Filing Chapter 7 Bankruptcy on IRS Income Taxes

the person who is frustated

Understanding Tax Discharge Through Chapter 7 Bankruptcy

If you’ve thought about wiping out your tax debt, then, you will want to read this:

Filing Chapter 7 bankruptcy on IRS income tax is absolutely legal, viable, and available to you. Just remember the 3/2 rule:

If you have filed an income tax return over 2 years ago and it is for a tax year over 3 years ago, then, you can file a Chapter 7 bankruptcy and liquidate the tax debt.

However, you will want to make sure that the last date of assessment also meets these requirements.

What Does This Mean?

Here are some examples to make this clearer:

Example 1: Mr. Tim Horton

Tim owes $80,000.00 in IRS income tax debt from the years 2011, 2012, and 2013. If today is January 1, 2018, then, he can file for bankruptcy and liquidate all of the debt.

Example 2: Duncan Donits

Duncan owes $80,000.00 in IRS income tax debt from the years 2011, 2012, and 2013. However, he did not file any of these tax returns until just yesterday. If today is January 1, 2018, he needs to wait 3 years to file Chapter 7 bankruptcy.

the person who is worried about his debt

Example 3: Brian Starbukz

Brian owes $80,000.00 in IRS income tax debt from 2011, 2012, and 2013. However, he went under audit in 2017, and it turns out that his 2013 income tax return resulted in an additional $40,000.00 worth of tax debt. Since his last date of assessment is still inside of the 3-year look-back period, his 2013 tax debt does not qualify for Chapter 7 bankruptcy relief.

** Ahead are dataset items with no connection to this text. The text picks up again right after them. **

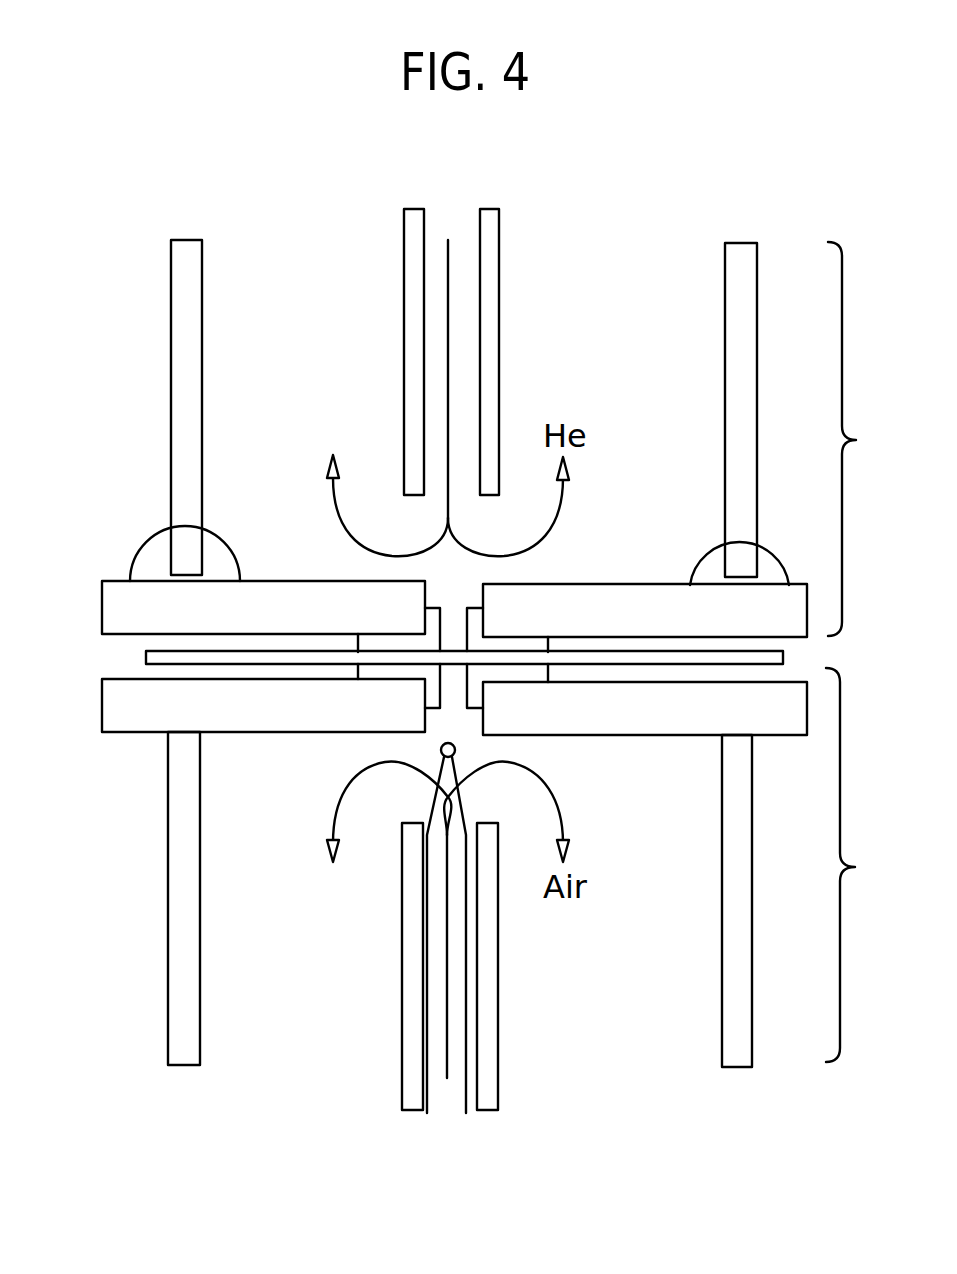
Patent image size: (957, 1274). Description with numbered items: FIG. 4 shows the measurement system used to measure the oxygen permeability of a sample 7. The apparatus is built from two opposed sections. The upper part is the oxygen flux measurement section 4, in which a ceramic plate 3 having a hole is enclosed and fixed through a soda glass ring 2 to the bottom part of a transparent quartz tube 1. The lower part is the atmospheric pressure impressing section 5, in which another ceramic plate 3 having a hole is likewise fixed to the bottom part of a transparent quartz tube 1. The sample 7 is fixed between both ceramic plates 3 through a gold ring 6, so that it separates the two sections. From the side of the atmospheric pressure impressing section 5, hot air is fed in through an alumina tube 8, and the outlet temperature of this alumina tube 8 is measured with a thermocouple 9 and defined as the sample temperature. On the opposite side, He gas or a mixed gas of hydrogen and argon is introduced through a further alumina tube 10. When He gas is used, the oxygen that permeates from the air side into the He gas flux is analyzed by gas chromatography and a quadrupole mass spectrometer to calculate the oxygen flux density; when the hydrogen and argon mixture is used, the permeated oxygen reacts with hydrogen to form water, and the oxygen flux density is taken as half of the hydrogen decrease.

The transparent quartz tube 1 is at (184, 297).
The soda glass ring 2 is at (222, 568).
The ceramic plate 3 is at (617, 605).
The oxygen flux measurement section 4 is at (858, 439).
The atmospheric pressure impressing section 5 is at (857, 865).
The gold ring 6 is at (398, 642).
The sample 7 is at (152, 656).
The alumina tube 8 is at (488, 1055).
The thermocouple 9 is at (440, 750).
The alumina tube 10 is at (490, 303).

Additional Considerations Before Filing

Filing bankruptcy comes with many additional layers of complexity. First off, all of your debt comes into play. This includes:

  • Credit cards (even your Macy’s card will be closed out)
  • Utility accounts, which may require a deposit of hundreds of dollars before continuing service

This is no easy task for the debtor.

Consider Alternatives

Before proceeding with bankruptcy, consider other options such as an Offer-In-Compromise, and take time to understand both the positive and negative consequences of each choice.

Frequently Asked Questions

Can IRS tax debt be discharged through Chapter 7 bankruptcy?

Yes, IRS income tax debt can be discharged under Chapter 7 bankruptcy, but only if it meets specific criteria under the 3/2 rule: the tax return must have been filed at least 2 years ago, the tax year must be at least 3 years old, and the most recent IRS assessment must also be at least 240 days old.

What is the 3/2 rule in Chapter 7 bankruptcy?

The 3/2 rule refers to two timing conditions: (1) the tax return must have been filed more than 2 years ago, and (2) the tax debt must be for a year that ended more than 3 years ago. Both must be true for the tax debt to be eligible for discharge under Chapter 7.

Does an IRS audit affect Chapter 7 discharge eligibility?

Yes, it can. If a tax debt is reassessed during an audit within the last 240 days, it resets the discharge eligibility clock. So even if the original debt was from a qualifying year, recent audit assessments may make it ineligible for Chapter 7 relief.

Will filing Chapter 7 affect my other debts?

Absolutely. All debts are considered in Chapter 7, including credit cards and utility accounts. Some services may require a deposit for continued access, and credit cards will be canceled, regardless of their balance or usage.

Are there alternatives to filing Chapter 7 bankruptcy?

Yes. Alternatives include an Offer-in-Compromise with the IRS or setting up a payment plan. These options can provide relief without the long-term consequences of bankruptcy and may be more appropriate depending on your financial situation.